Logo, é inevitável trazer à discussão a importância de se honrar o princípio das Common But Differentiated Responsibilities (em português, Responsabilidades Comuns Porém Diferenciadas), conhecido também pela sigla CBDR, formalizado na Conferência das Nações Unidas sobre Meio Ambiente e Desenvolvimento de 1992 (ECO-92), que ocorreu na cidade do Rio de Janeiro. Um importante marco do Direito Internacional Ambiental, ele determina que, a despeito de todos os Estados compartilharem o dever de trabalharem para mitigar as mudanças climáticas e seus efeitos, não se pode ignorar as diferenças existentes entre eles atinentes à participação de cada um no processo de degradação ambiental. Nesse sentido, nota-se que, não obstante os acordos selados por vias multilaterais, os países com menor desenvolvimento relativo ainda se veem desamparados frente às catástrofes climáticas, por conta, especialmente, da falta de comprometimento dos países desenvolvidos em relação à contenção dos impactos de seus estilos de vida sobre a Terra.
Considerações finais
Em face do exposto, há de se sublinhar que o quadro somali é apenas uma amostra de uma conjuntura mais complexa e delicada. Dessa maneira, é fundamental que haja um movimento de revisão dos mais diversos tratados e documentos internacionais concernentes aos direitos das pessoas em situação de refúgio — como a Convenção de Genebra de 1951, o Protocolo de 1967, a Declaração de Cartagena de 1984 e o Pacto Global sobre Refugiados de 2018 —, de modo que a noção de refugiados ambientais seja colocada à altura das definições das demais classes de refugiados, e, consequentemente, aqueles possam gozar do mesmo reconhecimento jurídico de que estas dispõe.
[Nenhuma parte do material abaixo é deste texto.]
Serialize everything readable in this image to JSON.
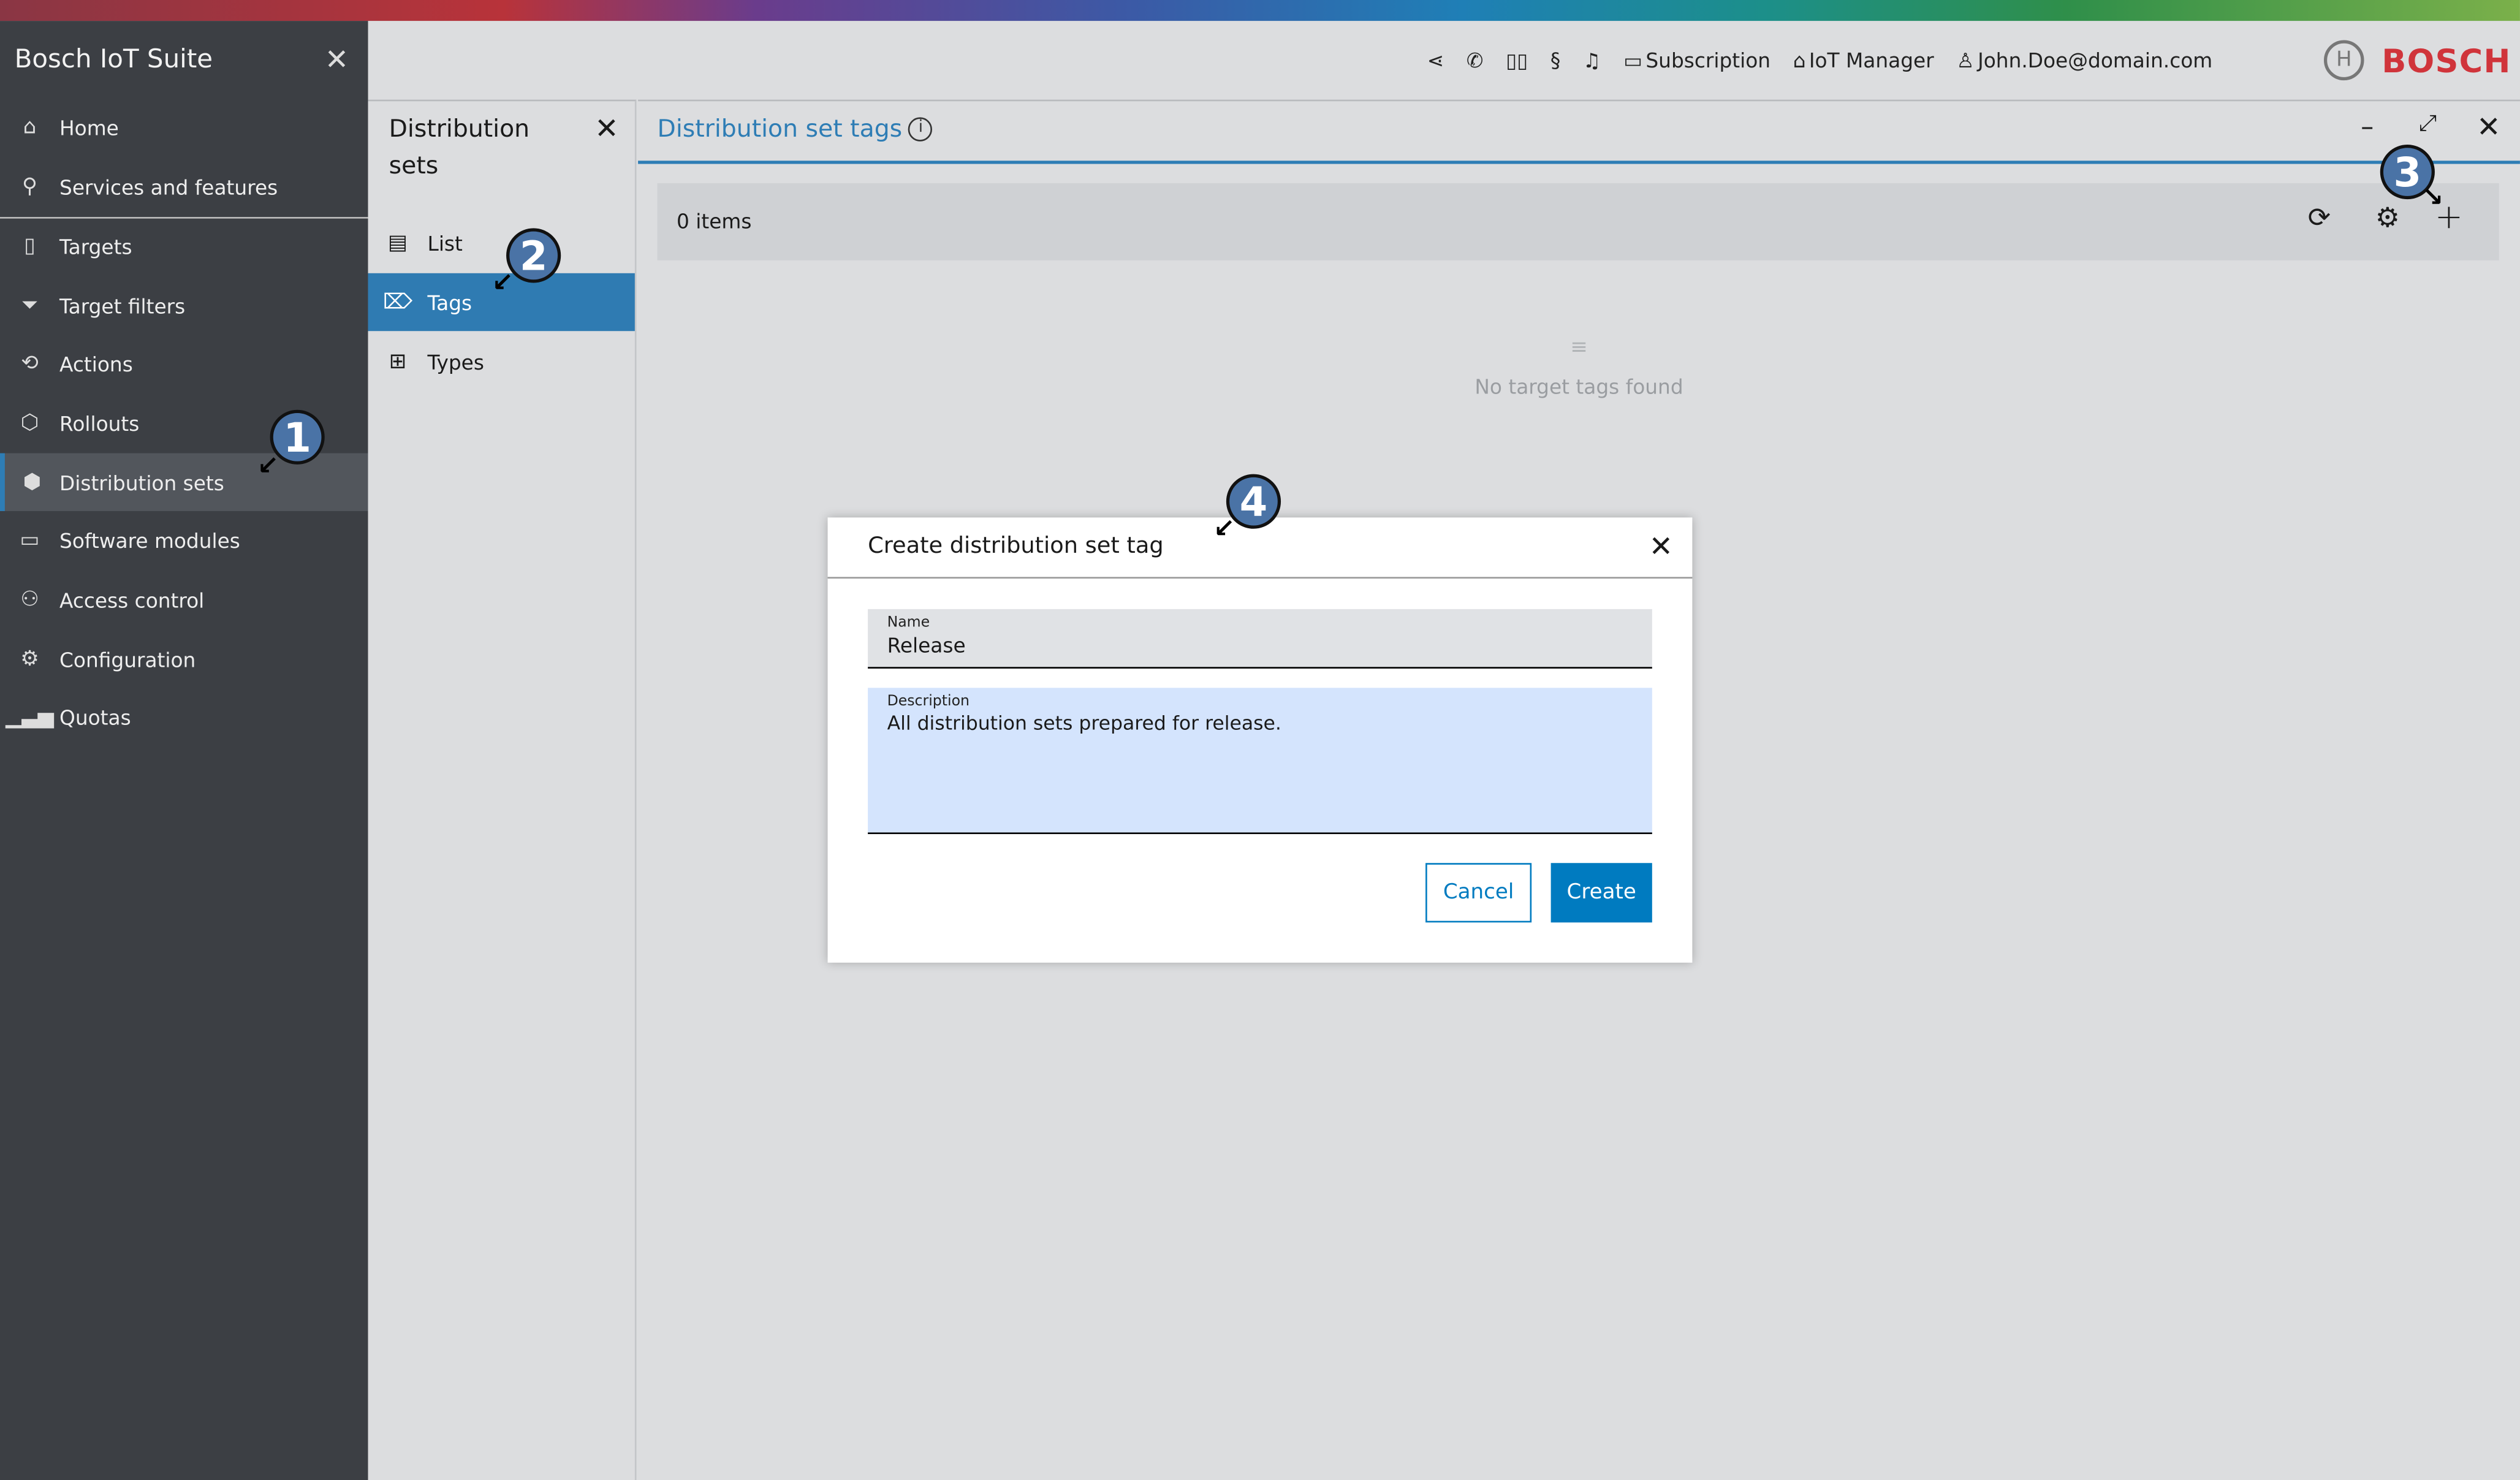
{
  "app": {
    "title": "Bosch IoT Suite",
    "logo_text": "BOSCH"
  },
  "sidebar": {
    "items": [
      {
        "label": "Home",
        "icon": "home-icon"
      },
      {
        "label": "Services and features",
        "icon": "search-icon"
      },
      {
        "label": "Targets",
        "icon": "device-icon"
      },
      {
        "label": "Target filters",
        "icon": "filter-icon"
      },
      {
        "label": "Actions",
        "icon": "actions-icon"
      },
      {
        "label": "Rollouts",
        "icon": "box-icon"
      },
      {
        "label": "Distribution sets",
        "icon": "package-icon"
      },
      {
        "label": "Software modules",
        "icon": "modules-icon"
      },
      {
        "label": "Access control",
        "icon": "users-icon"
      },
      {
        "label": "Configuration",
        "icon": "gear-icon"
      },
      {
        "label": "Quotas",
        "icon": "bar-chart-icon"
      }
    ],
    "active": "Distribution sets"
  },
  "header": {
    "subscription": "Subscription",
    "manager": "IoT Manager",
    "user": "John.Doe@domain.com"
  },
  "subnav": {
    "title": "Distribution sets",
    "items": [
      {
        "label": "List"
      },
      {
        "label": "Tags"
      },
      {
        "label": "Types"
      }
    ],
    "active": "Tags"
  },
  "main": {
    "title": "Distribution set tags",
    "items_count": "0 items",
    "empty_text": "No target tags found"
  },
  "dialog": {
    "title": "Create distribution set tag",
    "name_label": "Name",
    "name_value": "Release",
    "description_label": "Description",
    "description_value": "All distribution sets prepared for release.",
    "cancel": "Cancel",
    "create": "Create"
  },
  "callouts": [
    "1",
    "2",
    "3",
    "4"
  ],
  "colors": {
    "accent": "#2e7db5",
    "primary_button": "#007bc0",
    "brand": "#d0343b",
    "sidebar": "#3c3f44"
  }
}
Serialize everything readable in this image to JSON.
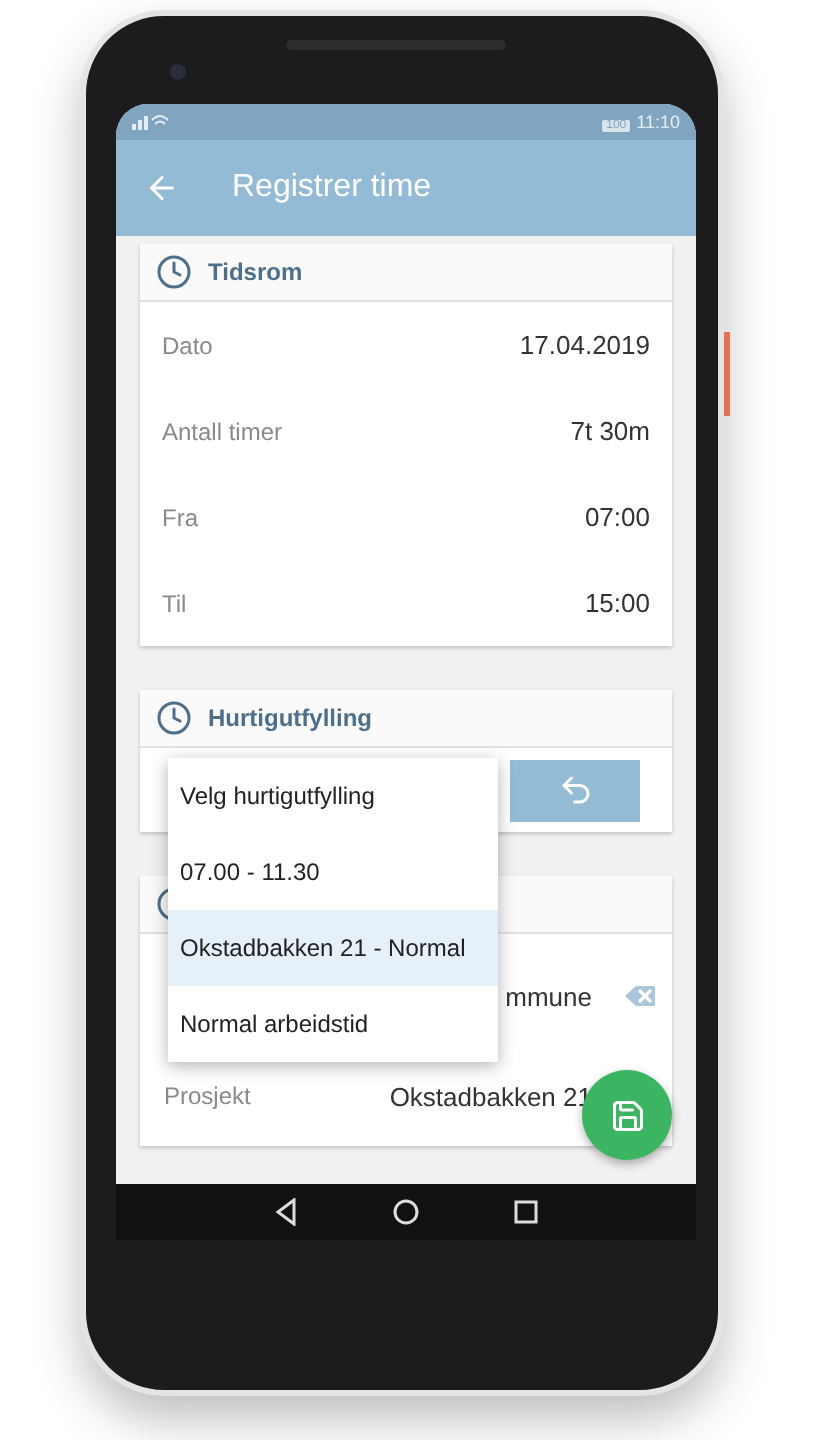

Além disso, a fim de se concretizar um estado de cooperação internacional efetivo dentro do Regime Internacional de Refúgio, o qual deve abranger o diálogo com Organizações Internacionais, Intergovernamentais e Não-Governamentais, é preciso admitir a existência de uma responsabilidade comum entre os Estados de tratar a crise climática e os acometidos por ela, reivindicando, todavia, maiores esforços das nações mais afortunadas e mais poluidoras para mitigar as circunstâncias supracitadas, como preconiza o princípio das CBDR.
Entretanto, os entraves para que tal conjectura se torne realidade são muitos e se encontram fortemente relacionados à falta de comprometimento, vontade e interesse dos Estados mais ricos e poluidores em mitigarem as externalidades negativas que seus modos de vida exercem sobre os povos mais vulneráveis a catástrofes climáticas. O caso somali ilustra, dessa maneira, como as assimetrias do sistema internacional contemporâneo e a negligência dos países tidos como mais desenvolvidos continuam a determinar quem possui acesso a proteção, reconhecimento e segurança, e quem permanece à margem desses direitos fundamentais. Tudo isso impede o avanço de mecanismos internacionais capazes de responder de maneira justa e efetiva à emergência climática global e a suas implicações, bem como escancara a hipocrisia presente nos discursos de variadas nações que se dizem alinhadas à luta por justiça, dignidade e equidade, mas pouco fazem para que aqueles que sofrem às suas custas possam verdadeiramente cultivar uma vida menos penosa que a reservada para vítimas de catástrofes ambientais.